Chapitre 5. Le théâtre et l’histoire

Entre 1946 et 1953, dans une période de temps assez restreinte, Char compose une série d’œuvres pour la scène : pièces, ballets, mimodrame. Plusieurs d’entre elles étaient même à l’origine destinées au cinéma. Ces nouveaux moyens d’expression, Char les associe à une communauté, formée de proches et d’amis, en partie venus du maquis – ce qui faisait dire à Georges Bataille que ces textes étaient des « écrits de circonstance » : « Dans Fête, Char répondait à la demande d’émigrés espagnols qui avaient été ses camarades de maquis. Ils voulaient chanter un texte dans la forêt et la régularité des vers tint à l’exigence du chant. Le Soleil des eaux est lié aux amitiés de la guerre des partisans. » 379 Présentées dans la continuité des solidarités de résistance, la clandestinité en moins, ces œuvres « de circonstance » laissent attendre une écriture en relation avec le présent d’une collectivité. Elles font également présager un horizon temporel issu de la confiance dans les possibilités d’action commune.

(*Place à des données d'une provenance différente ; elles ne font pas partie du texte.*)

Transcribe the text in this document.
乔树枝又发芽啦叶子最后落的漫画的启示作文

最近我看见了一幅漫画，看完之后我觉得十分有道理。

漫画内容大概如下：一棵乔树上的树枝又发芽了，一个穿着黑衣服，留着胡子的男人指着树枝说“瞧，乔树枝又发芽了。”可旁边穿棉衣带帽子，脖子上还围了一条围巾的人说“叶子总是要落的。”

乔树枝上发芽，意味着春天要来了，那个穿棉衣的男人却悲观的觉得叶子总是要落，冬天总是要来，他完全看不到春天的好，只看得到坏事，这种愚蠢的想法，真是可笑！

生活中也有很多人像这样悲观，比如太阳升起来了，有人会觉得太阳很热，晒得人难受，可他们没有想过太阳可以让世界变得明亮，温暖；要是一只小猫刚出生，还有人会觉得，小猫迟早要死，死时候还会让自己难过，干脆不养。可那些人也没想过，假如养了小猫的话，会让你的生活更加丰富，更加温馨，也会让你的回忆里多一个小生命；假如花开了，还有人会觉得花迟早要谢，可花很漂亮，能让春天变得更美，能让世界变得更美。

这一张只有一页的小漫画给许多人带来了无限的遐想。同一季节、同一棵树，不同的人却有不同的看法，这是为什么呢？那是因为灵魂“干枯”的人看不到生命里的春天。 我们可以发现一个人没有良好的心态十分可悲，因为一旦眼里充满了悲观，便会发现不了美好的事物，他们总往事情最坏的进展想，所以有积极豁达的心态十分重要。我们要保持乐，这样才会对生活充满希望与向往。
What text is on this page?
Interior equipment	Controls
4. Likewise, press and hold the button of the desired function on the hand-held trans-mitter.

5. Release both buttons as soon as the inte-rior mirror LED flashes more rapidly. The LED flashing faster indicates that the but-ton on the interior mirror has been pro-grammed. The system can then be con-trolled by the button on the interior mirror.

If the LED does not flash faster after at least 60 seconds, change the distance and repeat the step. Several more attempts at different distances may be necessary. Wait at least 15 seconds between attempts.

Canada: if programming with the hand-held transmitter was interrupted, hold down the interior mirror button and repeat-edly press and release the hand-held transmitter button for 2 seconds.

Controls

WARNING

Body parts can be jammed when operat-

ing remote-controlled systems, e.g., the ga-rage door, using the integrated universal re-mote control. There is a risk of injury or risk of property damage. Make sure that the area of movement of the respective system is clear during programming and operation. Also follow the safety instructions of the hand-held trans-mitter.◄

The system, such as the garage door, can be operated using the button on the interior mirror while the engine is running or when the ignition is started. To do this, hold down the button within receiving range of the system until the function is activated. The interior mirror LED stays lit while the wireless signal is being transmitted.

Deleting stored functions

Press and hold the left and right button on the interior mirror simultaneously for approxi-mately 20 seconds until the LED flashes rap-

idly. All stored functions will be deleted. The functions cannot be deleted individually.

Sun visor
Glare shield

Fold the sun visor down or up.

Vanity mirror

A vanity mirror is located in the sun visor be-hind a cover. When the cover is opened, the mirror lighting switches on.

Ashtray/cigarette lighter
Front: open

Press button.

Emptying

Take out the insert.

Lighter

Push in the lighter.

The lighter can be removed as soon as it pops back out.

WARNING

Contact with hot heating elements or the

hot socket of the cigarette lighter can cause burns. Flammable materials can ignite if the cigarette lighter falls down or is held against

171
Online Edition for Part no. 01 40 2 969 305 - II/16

À côté des textes de Recherche de la base et du sommet et des poèmes de Fureur et mystère et des Matinaux, les œuvres pour le théâtre, avec un statut énonciatif et une forme spécifiques, apportent leur éclairage sur la conception de l’histoire dans l’œuvre, après la guerre, et sur le positionnement du sujet. Par rapport aux articles et aux poèmes, des ressemblances et des décalages intéressants se font jour. Deux des trois scénarios pour le cinéma prennent l’histoire comme thème explicite : histoire d’une communauté de pêcheurs dans Le Soleil des eaux, histoire récente du pays, la guerre et la Libération dans Claire. Sur les hauteurs semble d’abord à part. Pourtant ce scénario, lui aussi, implique une relation au temps de l’histoire, puisqu’il tire de sa situation dans un passé lointain une part de sa signification. Le choix du cinéma et du théâtre dans l’après-guerre semble être en rapport avec l’intensité de la question de l’histoire dans ces années-là, avec le souvenir de la guerre et la persistance des prises de position sur l’époque. La spécificité de ces médiums permet une autre approche : dans le film ou la pièce de théâtre, Char exploite la possibilité de raconter et fait jouer les relations qui nouent le récit au déploiement d’une temporalité historique. Parallèlement il s’appuie sur la dimension sociale de la représentation, que vient fonder le rassemblement d’une communauté de spectateurs. Cette communication spécifique donne à ces œuvres un rôle dans la société, à mi-chemin entre les textes de Recherche de la base et du sommet et les recueils d’après-guerre. Ce rôle s’appuie lui-même, dans Le Soleil des eaux, sur la possibilité d’inscrire le temps des spectateurs dans le temps de l’histoire. La transformation, avec Claire, de la linéarité de l’intrigue en une succession de « tableaux » invitera à s’interroger sur les rapports de l’œuvre au temps supposé des destinataires.

Parmi les six textes pour la scène regroupés dans Trois coups sous les arbres, trois sont à l’origine des scénarios de films : ce sont, dans l’ordre de leur écriture, Le Soleil des eaux, Sur les hauteurs, et Claire. Un ballet, La Conjuration, est d’abord intégré à la première édition de Fureur et mystère en 1948. Un « mimodrame », L’Homme qui marchait dans un rayon de soleil, est pour sa part publié dans la version des Matinaux de 1950. Ces deux textes seront abordés dans le contexte de ces recueils où ils prennent sens. Enfin, un second ballet, L’Abominable des neiges, daté de 1953, vient clore la période du « théâtre saisonnier ». Très différent des précédents par son thème et ses enjeux, écrit à une période où l’œuvre de Char prend un nouveau tournant et met fin à la période de l’après-guerre avec Lettera amorosa, ce texte ne sera pas pris en considération ici.

Notes
379.

« L’œuvre théâtrale de René Char », Critique, septembre 1949, repris in Georges Bataille, Œuvres complètes, tome XI, Paris, Gallimard, 1988, pp. 529-531.